Грегоровиус кладет заметно дрожащую руку на одну из папок. На улице, должно быть, жуткий холод, налейте же двойную порцию коньяку. Теплый свет греет, и папка зеленая, одним словом, Клуб. Оливейра смотрит на центр стола, пепел сигареты падает, еще чуть-чуть увеличивая горку, уже скопившуюся на дне пепельницы.
(—82) (#AutBody_0fb_82)
92
Теперь он понимал, что в моменты наивысшего прилива желания он никогда не умел нырнуть под гребень волны и вынырнуть как ни в чем не бывало, пройдя сквозь невиданное бушевание крови. Любить Магу стало для него обрядом, от которого не ждешь озарения; слова и действия творились с изобретательной монотонностью, эдакий танец тарантулов на залитом лунным светом полу, вязкая, затянувшаяся игра в эхо. А он все еще ждал чего-то от этого радостного опьянения – как если бы вдруг проснуться и лучше увидеть все вокруг, не важно что: обои гостиничного номера или причины своих поступков, – ждал и не хотел понять, что, ограничивая себя ожиданием, он уничтожал всякую реальную возможность, словно заранее приговаривал себя к строго ограниченному и ничтожному сегодняшнему дню. Он перешел от Маги к Поле просто, из одной постели в другую, не обидев при этом Магу и не обидевшись на нее и не слишком утруждая себя, гладил розовое ушко Полы и шептал при этом возбуждающее имя Маги. Потерпеть неудачу с Полой означало потерпеть еще одну неудачу в бесконечном ряду подобных, все равно как проиграть игру, которая сама по себе была прекрасной, в то время как от истории с Магой оставалось чувство досады, неприятный осадок и пахнувший рассветом окурок в углу рта. И потому он повел Полу в ту самую гостиницу на улице Валетт, и там они увидели ту самую старуху, которая понимающе поздоровалась с ними, мол, чем же еще заниматься в такую сучью погоду. Как и прежде, пахло супом, но синее пятно на ковре успели вычистить, освободив место для новых пятен.
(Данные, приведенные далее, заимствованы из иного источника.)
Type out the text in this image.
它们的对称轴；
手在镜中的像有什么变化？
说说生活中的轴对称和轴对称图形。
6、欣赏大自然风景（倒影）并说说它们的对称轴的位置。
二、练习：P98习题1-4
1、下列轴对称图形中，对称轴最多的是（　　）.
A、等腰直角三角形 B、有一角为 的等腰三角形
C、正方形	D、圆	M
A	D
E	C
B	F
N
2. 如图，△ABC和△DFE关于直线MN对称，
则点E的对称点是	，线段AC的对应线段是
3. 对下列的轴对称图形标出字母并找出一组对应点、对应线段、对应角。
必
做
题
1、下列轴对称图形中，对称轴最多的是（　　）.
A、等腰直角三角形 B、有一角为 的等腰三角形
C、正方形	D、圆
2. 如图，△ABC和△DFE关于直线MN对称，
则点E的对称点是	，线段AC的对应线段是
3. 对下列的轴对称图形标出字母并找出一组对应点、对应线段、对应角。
– Почему здесь? – удивилась Пола. Она оглядела желтое покрывало, вылинявшую, заплесневелую комнату, розовый абажур под потолком.
– Здесь ли, там ли…
– Если из-за денег, то я просто так спросила, дорогой.
– Если противно, так и скажи, уйдем в другое место, любимая.
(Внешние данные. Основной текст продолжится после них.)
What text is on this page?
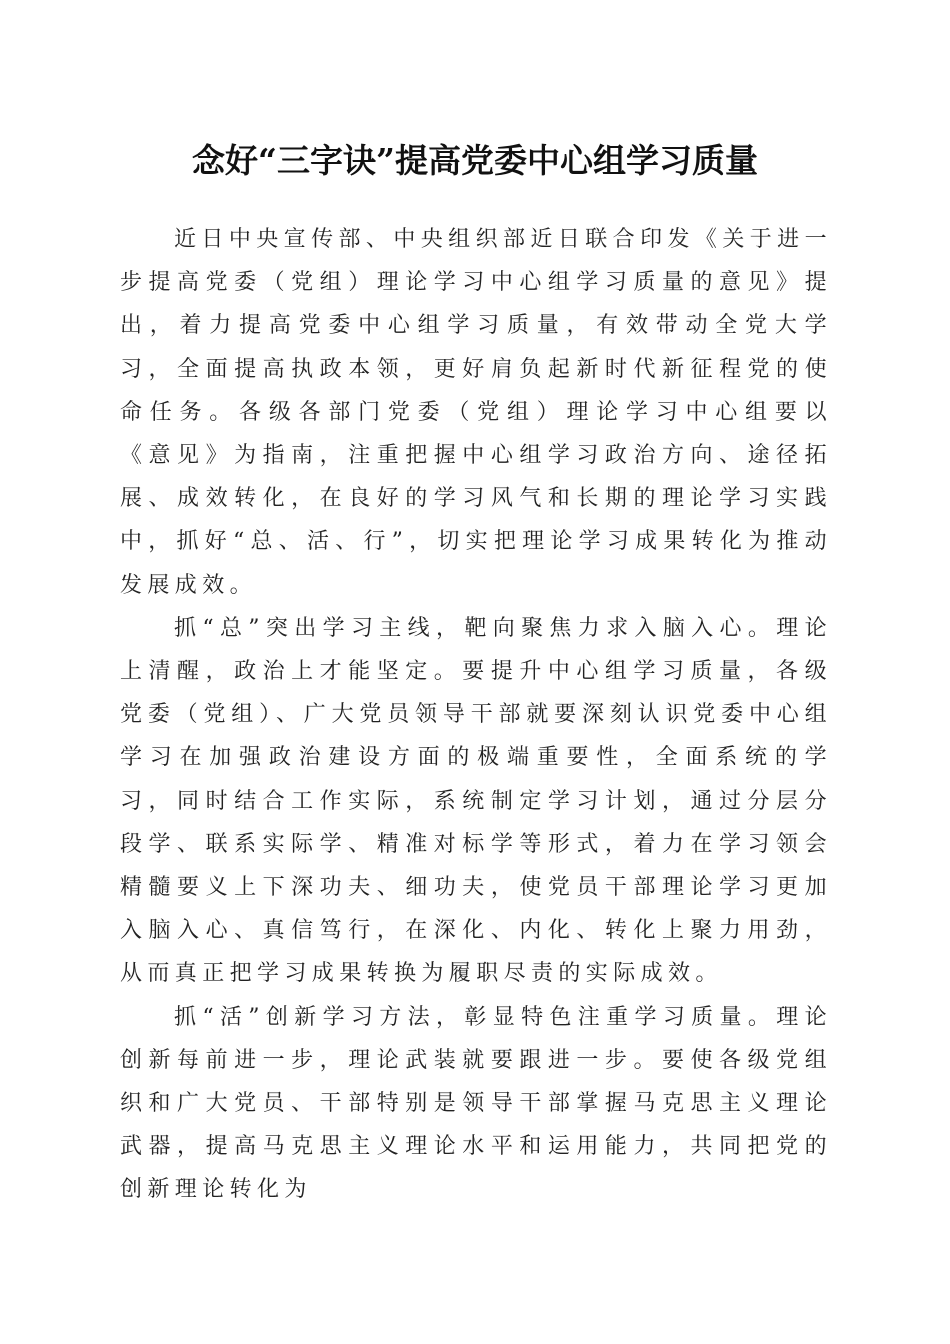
念好“三字诀”提高党委中心组学习质量

近日中央宣传部、中央组织部近日联合印发《关于进一步提高党委（党组）理论学习中心组学习质量的意见》提出，着力提高党委中心组学习质量，有效带动全党大学习，全面提高执政本领，更好肩负起新时代新征程党的使命任务。各级各部门党委（党组）理论学习中心组要以《意见》为指南，注重把握中心组学习政治方向、途径拓展、成效转化，在良好的学习风气和长期的理论学习实践中，抓好“总、活、行”，切实把理论学习成果转化为推动发展成效。

抓“总”突出学习主线，靶向聚焦力求入脑入心。理论上清醒，政治上才能坚定。要提升中心组学习质量，各级党委（党组）、广大党员领导干部就要深刻认识党委中心组学习在加强政治建设方面的极端重要性，全面系统的学习，同时结合工作实际，系统制定学习计划，通过分层分段学、联系实际学、精准对标学等形式，着力在学习领会精髓要义上下深功夫、细功夫，使党员干部理论学习更加入脑入心、真信笃行，在深化、内化、转化上聚力用劲，从而真正把学习成果转换为履职尽责的实际成效。

抓“活”创新学习方法，彰显特色注重学习质量。理论创新每前进一步，理论武装就要跟进一步。要使各级党组织和广大党员、干部特别是领导干部掌握马克思主义理论武器，提高马克思主义理论水平和运用能力，共同把党的创新理论转化为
– Да нет, не противно. Но некрасиво тут. А может быть…
Ее рука нашла руку Оливейры в тот момент, когда оба они наклонились снять покрывало. И весь вечер он снова, еще раз, еще один из стольких раз, иронически и растроганно, как свидетель, наблюдающий за собственным телом, присутствовал при неожиданностях, увлекающих и разочаровывающих перипетиях этой церемонии. Неосознанно привыкший к ритмам Маги, он вдруг окунулся в новое море, и иные волны вырывали его из автоматизма привычек, вставали перед ним, готовые, казалось, развенчать его опутанное призраками одиночестве. Сколько очарования и сколько разочарований, когда меняешь одни губы на другие, когда с закрытыми глазами ищешь шею, на которой только что засыпала твоя рука, и вдруг чувствуешь, что под рукой – другой изгиб, и он плотнее, а сухожилие чуть напряглось от усилия, должно быть, она хочет приподняться, чтобы поцеловать или легонько укусить. Каждый миг тело испытывает сладостное неузнавание, надо подвинуться чуть больше обычного иди опустить голову, чтобы найти рот, который прежде был совсем рядом, гладишь бедро не такое крутое, ждешь ответной ласки – и не встречаешь, настаиваешь рассеянно, пока не поймешь, что все теперь надо придумывать сызнова, что тут законы еще не сложились, что надо изобретать новые код и шифры, и они будут другими и означать будут совершенно иное. Вес, запах, интонация смеха или просьбы, ритмы и порывы – все то же самое, и все – совсем другое, все рождается заново, хотя все это – бессмертно, любовь играет в выдумку, бежит от себя самой и возвращается на новом витке пугающей спирали, и груди поют по-другому, и губы иначе затягивают в поцелуй или целуют как бы издалека, и мгновения, которые раньше заполнялись яростью и тревогой, теперь полны беззаботной игры и веселья, или, наоборот, в минуты, когда раньше, бывало, смаривал сон, – ныне сладкое бормотанье и ласковые глупости; теперь ты постоянно напряжен и чувствуешь в себе что-то невысказанное, что желает распрямиться, что-то вроде ненасытной ярости. И только последний трепет наслаждения – тот же самый, а все, что есть в мире до и после него, – разлетелось вдребезги, и надо все назвать по-новому, все пальцы, один за другим, и губы, и каждую тень в отдельности.